Downloaded one of those Office 365 phishing docs onto my phone only (no desktops), but didn't open it in Word or enable any macros. Am I okay?
Got one of these spear phishing attacks from a business colleague - it was a reply to an email chain, blah blah blah, told me to see the attachment, basically a textbook example of this:
https://blog.barkly.com/ursnif-banking-trojan-spear-phishing-attacks
The attachment was just a page that said it was created on an online version of Office 365 and that I had to enable editing.
Of course I thought it was strange & didn't download it or open it on my laptop, but foolishly previewed it on my phone's file manager to see if it would display differently.
Never opened it in Word, and deleted it from my phone immediately, but it took a full 24 hours for Gmail to flag the attachment as containing a virus and to disable downloads.
I have an Android phone.

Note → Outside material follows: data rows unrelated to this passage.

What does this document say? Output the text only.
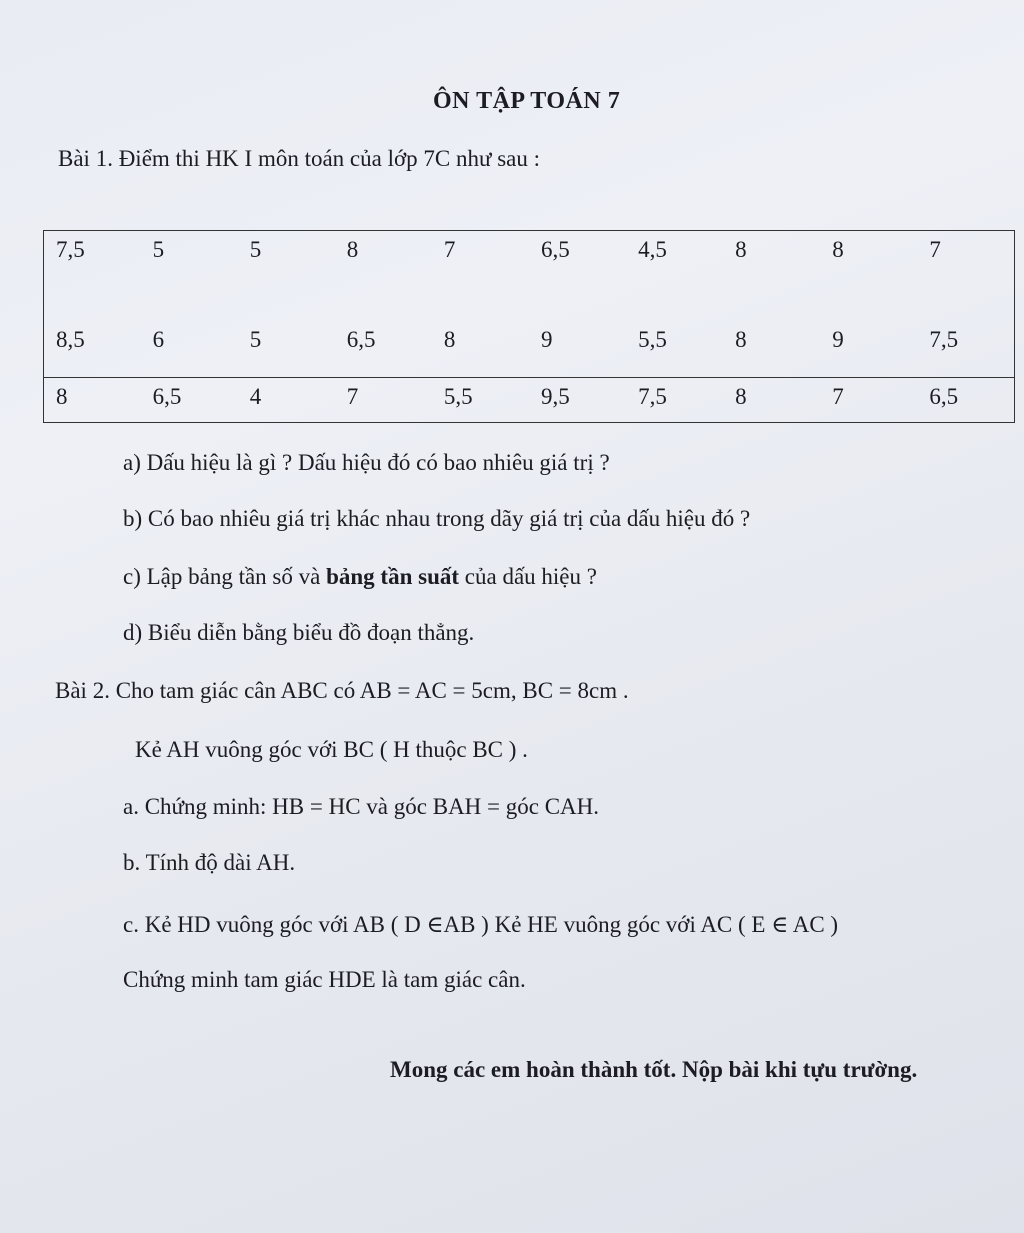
ÔN TẬP TOÁN 7
Bài 1. Điểm thi HK I môn toán của lớp 7C như sau :
7,5	5	5	8	7	6,5	4,5	8	8	7
8,5	6	5	6,5	8	9	5,5	8	9	7,5
8	6,5	4	7	5,5	9,5	7,5	8	7	6,5
a) Dấu hiệu là gì ? Dấu hiệu đó có bao nhiêu giá trị ?
b) Có bao nhiêu giá trị khác nhau trong dãy giá trị của dấu hiệu đó ?
c) Lập bảng tần số và bảng tần suất của dấu hiệu ?
d) Biểu diễn bằng biểu đồ đoạn thẳng.
Bài 2. Cho tam giác cân ABC có AB = AC = 5cm, BC = 8cm .
Kẻ AH vuông góc với BC ( H thuộc BC ) .
a. Chứng minh: HB = HC và góc BAH = góc CAH.
b. Tính độ dài AH.
c. Kẻ HD vuông góc với AB ( D ∈AB ) Kẻ HE vuông góc với AC ( E ∈ AC )
Chứng minh tam giác HDE là tam giác cân.
Mong các em hoàn thành tốt. Nộp bài khi tựu trường.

Scanned my phone 3x over with Kaspersky, Avast, Malwarebytes, didn't find any problems. Changed my email password anyway.
My question is:
- Would simply downloading it onto my phone have been enough to trigger any virus within? Gmail didn't say what kind of virus it was, just that it existed and that subsequent downloads were disabled.
- Would it only have harmed me if I had enabled editing/macros?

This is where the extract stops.